I don’t have to explain… but I want to.

I realized now that I was telling myself a story about Joaquin. It might have been true; it might have been 100% fiction. I may never know.

The things I told myself:

  • Actions speak louder than words
  • This arrangement of no-strings-attached once/week sex is ideal for him
  • If he truly cared about me, he’d reach out via call or text more often
  • If he truly cared about me, he’d wantΒ  to see me more often

I’m sure you all saw these in my most recent posts about him.
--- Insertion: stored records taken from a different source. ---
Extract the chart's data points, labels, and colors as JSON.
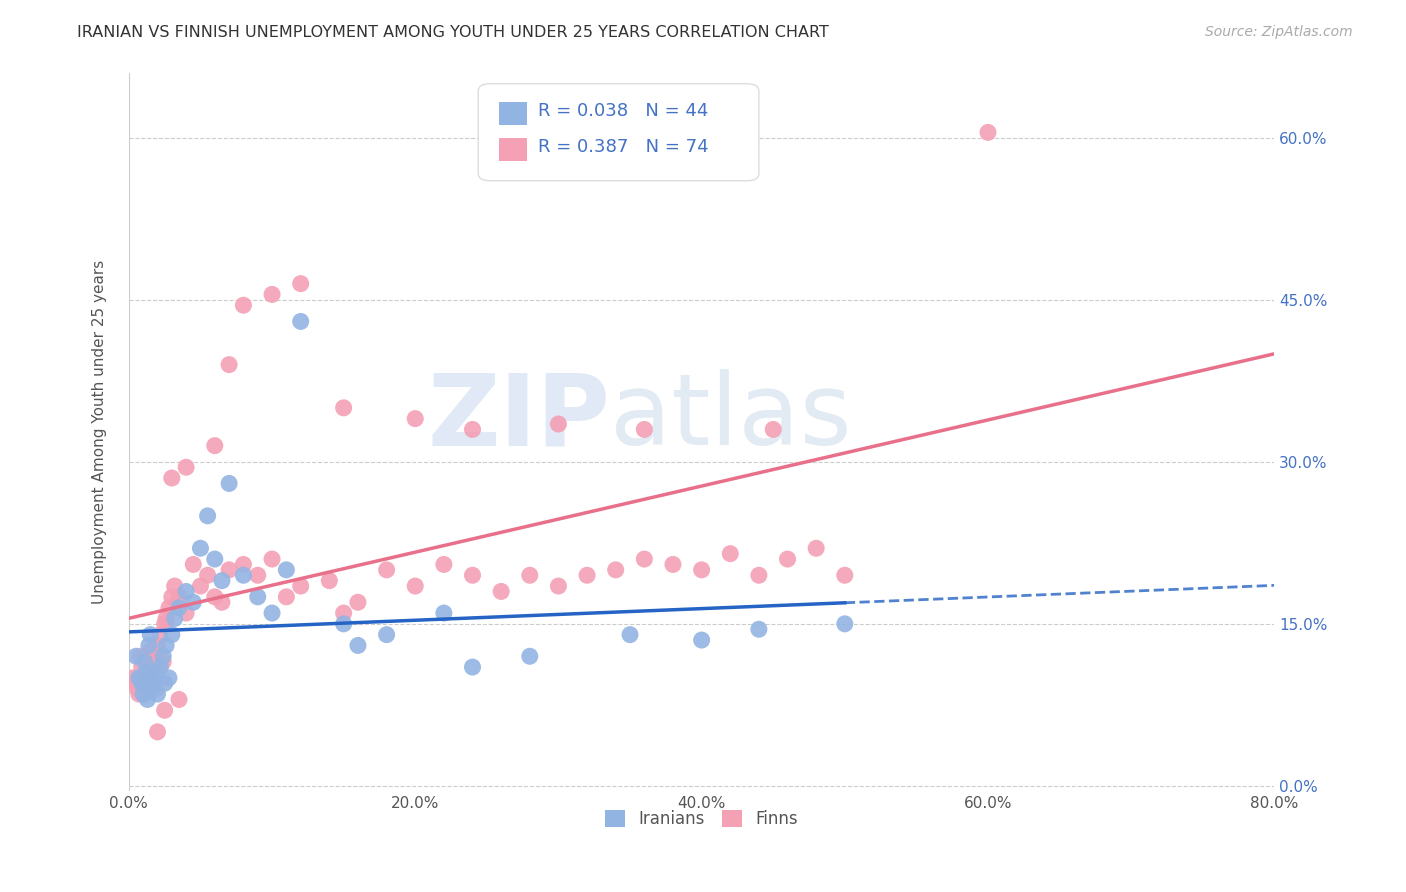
{
  "title": "IRANIAN VS FINNISH UNEMPLOYMENT AMONG YOUTH UNDER 25 YEARS CORRELATION CHART",
  "source": "Source: ZipAtlas.com",
  "ylabel": "Unemployment Among Youth under 25 years",
  "xlim": [
    0.0,
    0.8
  ],
  "ylim": [
    -0.005,
    0.66
  ],
  "xticks": [
    0.0,
    0.2,
    0.4,
    0.6,
    0.8
  ],
  "xtick_labels": [
    "0.0%",
    "20.0%",
    "40.0%",
    "60.0%",
    "80.0%"
  ],
  "yticks": [
    0.0,
    0.15,
    0.3,
    0.45,
    0.6
  ],
  "ytick_labels": [
    "0.0%",
    "15.0%",
    "30.0%",
    "45.0%",
    "60.0%"
  ],
  "iranians_R": "0.038",
  "iranians_N": "44",
  "finns_R": "0.387",
  "finns_N": "74",
  "iranians_color": "#92b4e3",
  "finns_color": "#f4a0b5",
  "iranians_line_color": "#2563c4",
  "finns_line_color": "#e8708a",
  "watermark_zip": "ZIP",
  "watermark_atlas": "atlas",
  "iranians_x": [
    0.005,
    0.007,
    0.009,
    0.01,
    0.011,
    0.012,
    0.013,
    0.014,
    0.015,
    0.016,
    0.017,
    0.018,
    0.019,
    0.02,
    0.022,
    0.024,
    0.025,
    0.026,
    0.028,
    0.03,
    0.032,
    0.035,
    0.04,
    0.045,
    0.05,
    0.055,
    0.06,
    0.065,
    0.07,
    0.08,
    0.09,
    0.1,
    0.11,
    0.12,
    0.15,
    0.16,
    0.18,
    0.22,
    0.24,
    0.28,
    0.35,
    0.4,
    0.44,
    0.5
  ],
  "iranians_y": [
    0.12,
    0.1,
    0.095,
    0.085,
    0.115,
    0.105,
    0.08,
    0.13,
    0.14,
    0.09,
    0.095,
    0.1,
    0.105,
    0.085,
    0.11,
    0.12,
    0.095,
    0.13,
    0.1,
    0.14,
    0.155,
    0.165,
    0.18,
    0.17,
    0.22,
    0.25,
    0.21,
    0.19,
    0.28,
    0.195,
    0.175,
    0.16,
    0.2,
    0.43,
    0.15,
    0.13,
    0.14,
    0.16,
    0.11,
    0.12,
    0.14,
    0.135,
    0.145,
    0.15
  ],
  "finns_x": [
    0.003,
    0.005,
    0.006,
    0.007,
    0.008,
    0.009,
    0.01,
    0.011,
    0.012,
    0.013,
    0.014,
    0.015,
    0.016,
    0.017,
    0.018,
    0.019,
    0.02,
    0.022,
    0.024,
    0.025,
    0.026,
    0.028,
    0.03,
    0.032,
    0.035,
    0.04,
    0.045,
    0.05,
    0.055,
    0.06,
    0.065,
    0.07,
    0.08,
    0.09,
    0.1,
    0.11,
    0.12,
    0.14,
    0.15,
    0.16,
    0.18,
    0.2,
    0.22,
    0.24,
    0.26,
    0.28,
    0.3,
    0.32,
    0.34,
    0.36,
    0.38,
    0.4,
    0.42,
    0.44,
    0.46,
    0.48,
    0.5,
    0.03,
    0.04,
    0.06,
    0.07,
    0.08,
    0.1,
    0.12,
    0.15,
    0.2,
    0.24,
    0.3,
    0.36,
    0.45,
    0.02,
    0.025,
    0.035,
    0.6
  ],
  "finns_y": [
    0.1,
    0.095,
    0.09,
    0.085,
    0.12,
    0.11,
    0.095,
    0.085,
    0.105,
    0.115,
    0.1,
    0.125,
    0.095,
    0.11,
    0.12,
    0.09,
    0.13,
    0.14,
    0.115,
    0.15,
    0.155,
    0.165,
    0.175,
    0.185,
    0.175,
    0.16,
    0.205,
    0.185,
    0.195,
    0.175,
    0.17,
    0.2,
    0.205,
    0.195,
    0.21,
    0.175,
    0.185,
    0.19,
    0.16,
    0.17,
    0.2,
    0.185,
    0.205,
    0.195,
    0.18,
    0.195,
    0.185,
    0.195,
    0.2,
    0.21,
    0.205,
    0.2,
    0.215,
    0.195,
    0.21,
    0.22,
    0.195,
    0.285,
    0.295,
    0.315,
    0.39,
    0.445,
    0.455,
    0.465,
    0.35,
    0.34,
    0.33,
    0.335,
    0.33,
    0.33,
    0.05,
    0.07,
    0.08,
    0.605
  ]
}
I’m second-guessing myself now and wondering if I was wrong.

The last night I saw him, on the night I broke the news to him, he said to me soon after arriving, “I’ve been thinking about you a lot.” He’d never said that before.

Later, he looked at me, sighed, and said, “You look so good tonight.”

And then, while kissing me and looking into my eyes, he said, “God, you’re so pretty.”

I’m replaying these in my mind and agonizing. The timing was ironic. Sure, he always told me I was gorgeous, amazing, hot, etc. On this night, however, it felt different.

I could be imagining that.

It’s stupid to replay this in my mind and it doesn’t matter because ultimately it was too little too late.

I now know that he cared. A lot. We just had different needs. More importantly, I need to question my internal dialogue more often because the story I was telling myself was incorrect. I feel horrible for not giving him the benefit of the doubt.